Шрифт:
Интервал:
Закладка:
– О! – пришел он в восторг. – Это по-нашему, по-бразильски! Серый платит?
– Ага.
– Тогда закажи мне люкс «Нобль». И чтобы было гипоаллергенное белье. Поняла?
Я пришла в себя.
– Сейчас. Шнурки поглажу.
– Жду тебя в баре, у камина. Через час, – сообщил он и отключился.
Глава 19
Я остановилась в дверях бара, заглянула.
За дверями находился большой уютный зал, обитый до потолка деревянными панелями. Часть стен занимали полки с антикварными книгами и натюрморты во фламандском стиле. В этот час в баре было немноголюдно: лишь два человека у барной стойки. Один – судя по роже, англичанин, второй громко говорит по телефону с липецким акцентом.
Я осмотрела зал. Фиолетовые кресла были пустыми. Только у камина из-за дивана торчали синие замшевые мокасины с золотыми вензелями. Мокасины были надеты на голую ногу. Там на диване явно сидел пижон.
Я пришла в ужас, лишь сейчас догадавшись, как плохо выгляжу.
И тут же мне в правое ухо: «Мадемуазель, к сожалению, у нас дресс-код».
Огорченное лицо менеджера. Вид такой, словно у него умерла бабушка. Бабушку он любил, но меня все равно не пустит.
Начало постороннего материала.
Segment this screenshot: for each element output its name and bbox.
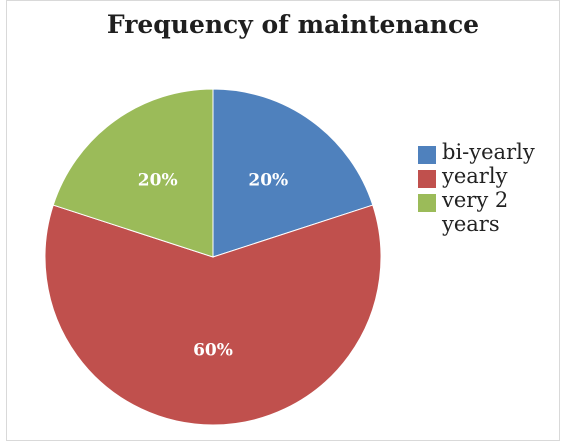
pie-slice-very-2-years <box>52 88 214 258</box>
legend-label-yearly: yearly <box>442 164 508 188</box>
pie-slice-bi-yearly <box>212 88 374 258</box>
legend: bi-yearly yearly very 2 years <box>418 140 558 236</box>
legend-swatch-bi-yearly <box>418 146 436 164</box>
data-label-very-2-years: 20% <box>138 170 178 190</box>
legend-item-yearly: yearly <box>418 164 558 188</box>
legend-swatch-very-2-years <box>418 194 436 212</box>
pie-slice-yearly <box>44 204 382 426</box>
legend-label-bi-yearly: bi-yearly <box>442 140 535 164</box>
legend-item-very-2-years: very 2 years <box>418 188 558 236</box>
chart-title: Frequency of maintenance <box>106 10 480 39</box>
legend-swatch-yearly <box>418 170 436 188</box>
legend-item-bi-yearly: bi-yearly <box>418 140 558 164</box>
data-label-bi-yearly: 20% <box>248 170 288 190</box>
legend-label-very-2-years: very 2 years <box>442 188 509 236</box>
data-label-yearly: 60% <box>193 341 233 361</box>
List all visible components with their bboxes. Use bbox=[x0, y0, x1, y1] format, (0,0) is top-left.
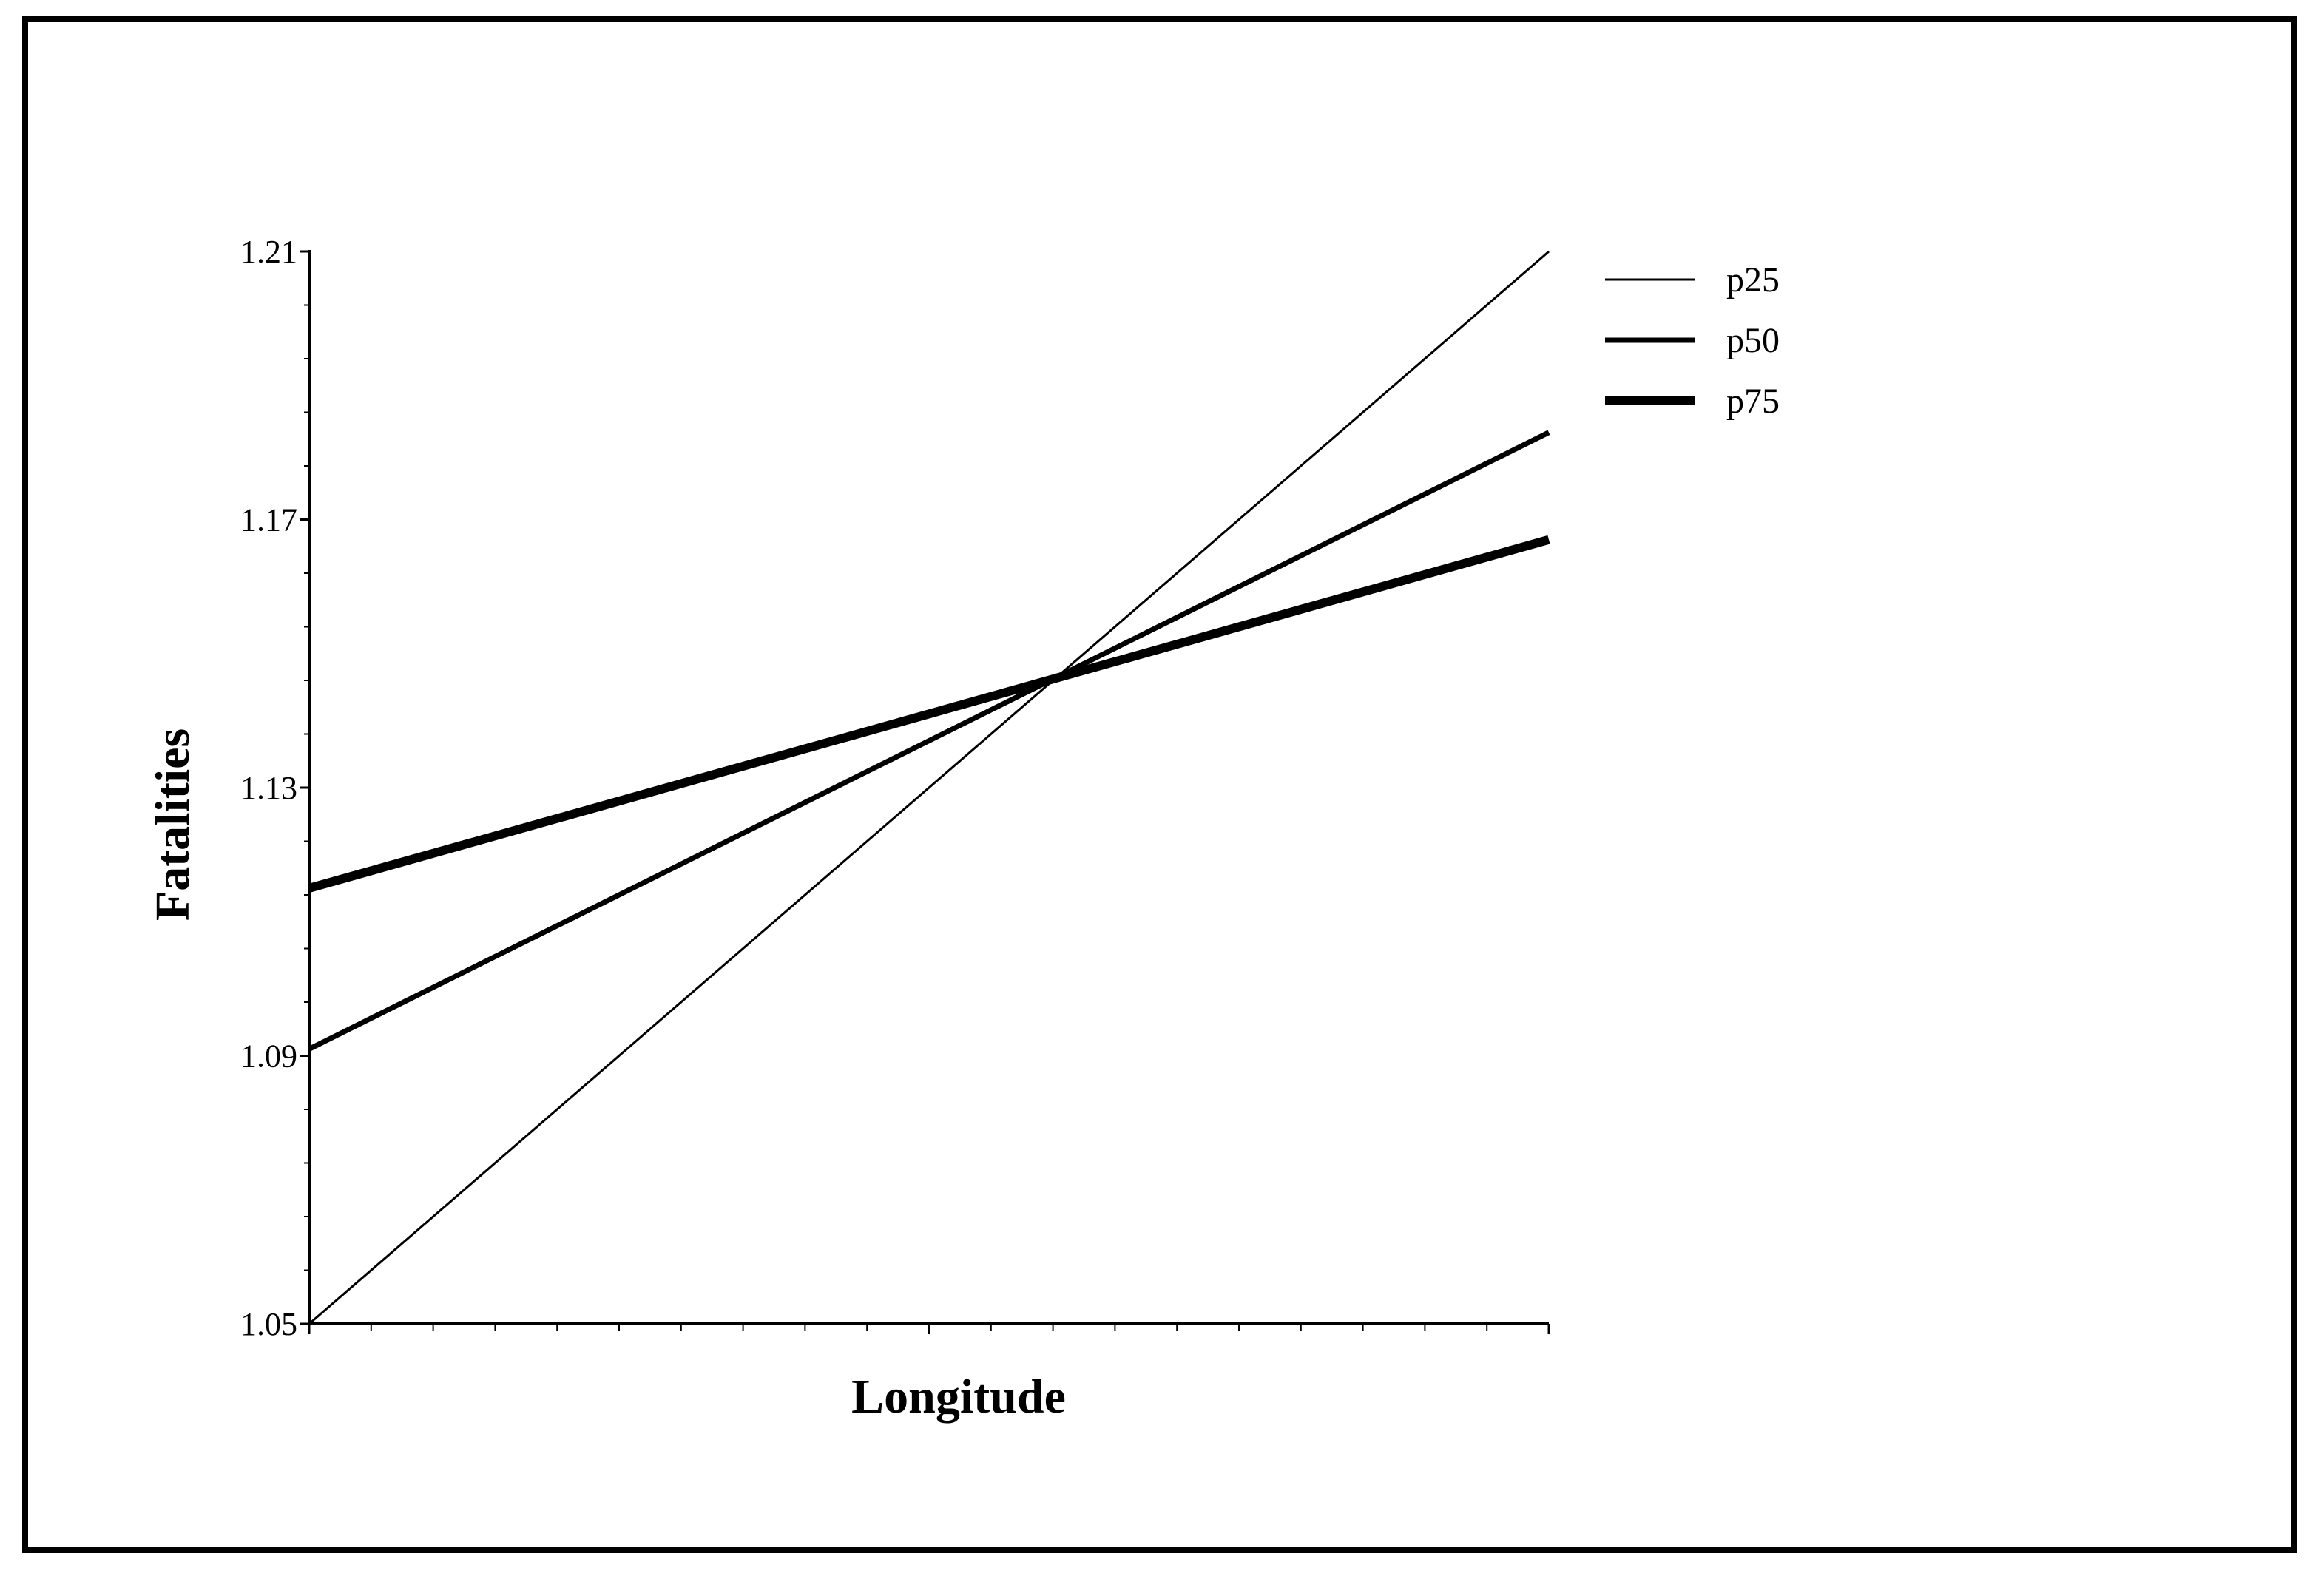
series-line-p25 bbox=[308, 250, 1550, 1325]
x-ticks bbox=[308, 1324, 1550, 1334]
y-tick-label: 1.17 bbox=[240, 502, 297, 538]
axes: 1.05 1.09 1.13 1.17 1.21 bbox=[240, 234, 1550, 1342]
legend: p25 p50 p75 bbox=[1605, 260, 1780, 421]
series-line-p75 bbox=[308, 535, 1550, 893]
series-line-p50 bbox=[308, 430, 1550, 1052]
legend-label-p25: p25 bbox=[1726, 260, 1780, 300]
x-axis-title: Longitude bbox=[851, 1370, 1066, 1424]
y-tick-label: 1.21 bbox=[240, 234, 297, 270]
y-tick-label: 1.05 bbox=[240, 1306, 297, 1342]
chart-frame bbox=[22, 16, 2297, 1553]
legend-label-p75: p75 bbox=[1726, 382, 1780, 421]
series-layer bbox=[308, 250, 1550, 1325]
y-tick-label: 1.09 bbox=[240, 1038, 297, 1075]
y-tick-label: 1.13 bbox=[240, 770, 297, 806]
y-ticks: 1.05 1.09 1.13 1.17 1.21 bbox=[240, 234, 309, 1342]
y-axis-title: Fatalities bbox=[146, 728, 200, 921]
legend-label-p50: p50 bbox=[1726, 321, 1780, 360]
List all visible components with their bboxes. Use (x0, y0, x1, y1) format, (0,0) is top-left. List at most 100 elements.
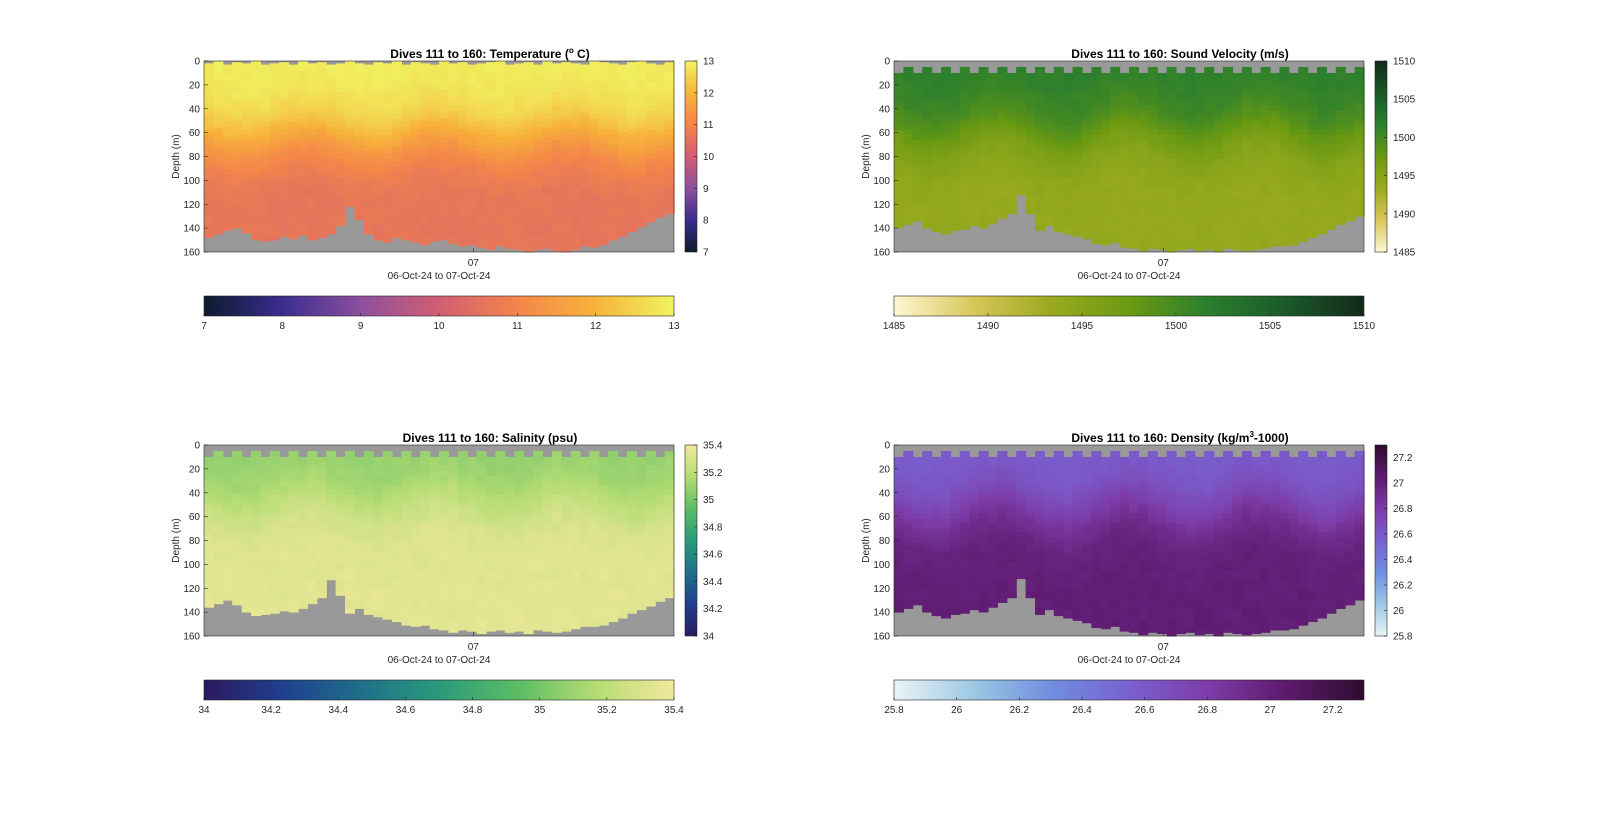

– А какой у вас дресс-код? – из вежливости спросила я.
– Разумный шик.
Я только и сказала: о!
На наш диалог из-за дивана высунулось худое лицо в очках с черепами. Потом появилась рука и поставила на столик пузатый фужер с коньяком.
Со спокойной совестью я отошла в холл.
Sapienti sat, как говорится. Умному достаточно.
Матвей вышел из бара через минуту. Высокий, стройный, в рубашке поло, синем пиджаке и светлых льняных брюках. Он выглядел немного старше, чем на фотографиях из папки «Мальчик».
Встал напротив меня и начал ухмыляться, перекатываясь с носка на пятку.
– Надо было назначить рандеву в Макдональдсе? – поинтересовался он наконец.
– Я не думала, что задержусь в Питере, – пояснила я. – Поэтому бальное платье оставила в Москве… И вообще, это нетипичный для меня отель. Даже не понимаю, зачем я его выбрала…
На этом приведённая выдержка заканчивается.